La dimensione rancorosa è il secondo tratto in aumento e attanaglia maggiormente il mondo degli operai (35 per cento), dei disoccupati (33 per cento), dei precari (44 per cento) e dei ceti bassi e popolari (31 per cento). Sentimenti che mostrano quanto sia complessa e in salita la strada per la ripresa nel nostro paese.

Una società smarrità

La società italiana permane in un pernicioso stato di smarrimento esistenziale, sovrastata dalla difficoltà nel trovare una sintesi tra aspirazioni e resistenze, tra paure e aperture, tra crescita ed equità.
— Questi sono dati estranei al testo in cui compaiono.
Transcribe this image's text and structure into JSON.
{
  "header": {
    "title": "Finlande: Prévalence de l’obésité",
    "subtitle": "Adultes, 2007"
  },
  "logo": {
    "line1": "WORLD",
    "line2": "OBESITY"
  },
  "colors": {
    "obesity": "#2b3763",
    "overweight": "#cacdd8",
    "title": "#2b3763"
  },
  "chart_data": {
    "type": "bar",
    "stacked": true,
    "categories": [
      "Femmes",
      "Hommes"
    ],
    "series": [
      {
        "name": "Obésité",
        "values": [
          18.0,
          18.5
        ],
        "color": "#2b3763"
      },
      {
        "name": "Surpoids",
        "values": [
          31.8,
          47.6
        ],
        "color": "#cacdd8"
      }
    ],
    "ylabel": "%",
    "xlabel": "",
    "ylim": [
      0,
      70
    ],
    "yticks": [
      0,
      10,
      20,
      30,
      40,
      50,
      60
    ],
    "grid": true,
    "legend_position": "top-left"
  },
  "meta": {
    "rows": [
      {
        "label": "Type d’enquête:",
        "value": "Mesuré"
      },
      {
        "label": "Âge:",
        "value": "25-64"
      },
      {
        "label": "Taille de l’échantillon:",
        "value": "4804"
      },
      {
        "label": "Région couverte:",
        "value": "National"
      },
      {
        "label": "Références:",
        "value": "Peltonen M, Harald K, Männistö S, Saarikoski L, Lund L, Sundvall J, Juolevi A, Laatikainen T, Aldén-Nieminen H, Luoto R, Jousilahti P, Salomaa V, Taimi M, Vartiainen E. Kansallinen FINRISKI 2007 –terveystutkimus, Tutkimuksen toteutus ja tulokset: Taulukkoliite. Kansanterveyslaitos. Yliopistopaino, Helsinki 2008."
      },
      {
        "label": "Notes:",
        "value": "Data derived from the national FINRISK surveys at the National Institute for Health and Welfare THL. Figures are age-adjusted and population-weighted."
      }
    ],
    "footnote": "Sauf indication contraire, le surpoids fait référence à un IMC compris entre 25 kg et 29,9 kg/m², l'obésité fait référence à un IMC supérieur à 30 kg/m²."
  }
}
Il pendolo italico oscilla tra il bisogno di protezione e la speranza di soluzioni semplici a problemi complessi. Corre il miraggio dell’affidarsi a «salvatori» che, senza chiedere particolari sacrifici, faccia tornare d’un colpo il ciel sereno. Il paese è spaventato di fronte alla necessità di ripensarsi, di dotarsi di orizzonti più vasti, che vadano oltre il mero presente, oltre il risultato ottenibile nell’immediato.

La prossima sfida

La partita che si apre non è solo quella del singolo governo, ma di quale paese l’Italia vuole essere. In questi anni abbiamo assistito al perenne gioco politico sull’asse nemico-amico, dell’avversità a qualunque forma di dialogo su singoli temi. Una disconnessione che ha avuto il suo suggello nella sostituzione del confronto politico con la tifoseria da stadio, nel proliferare del vuoto individualista, nell’incapacità di identificare temi e obiettivi per lo sviluppo complessivo dell’Italia. La sfida che si apre per i prossimi anni coinvolge la necessità di mutare alcuni paradigmi, per rendere effettiva l’idea di una democrazia in equilibrio, che sa mantenere nella giusta tensione l’indispensabile confronto tra parti e idee contrapposte, con l’esigenza di individuare elementi di convergenza su temi strategici per il futuro.

Un’idea di una democrazia sociale e concreta in cui, come disse oltre trent’anni fa il premier svedese Olof Palme, «i diritti non devono essere riservati a un ristretto gruppo, ma devono essere diritti per tutte le persone».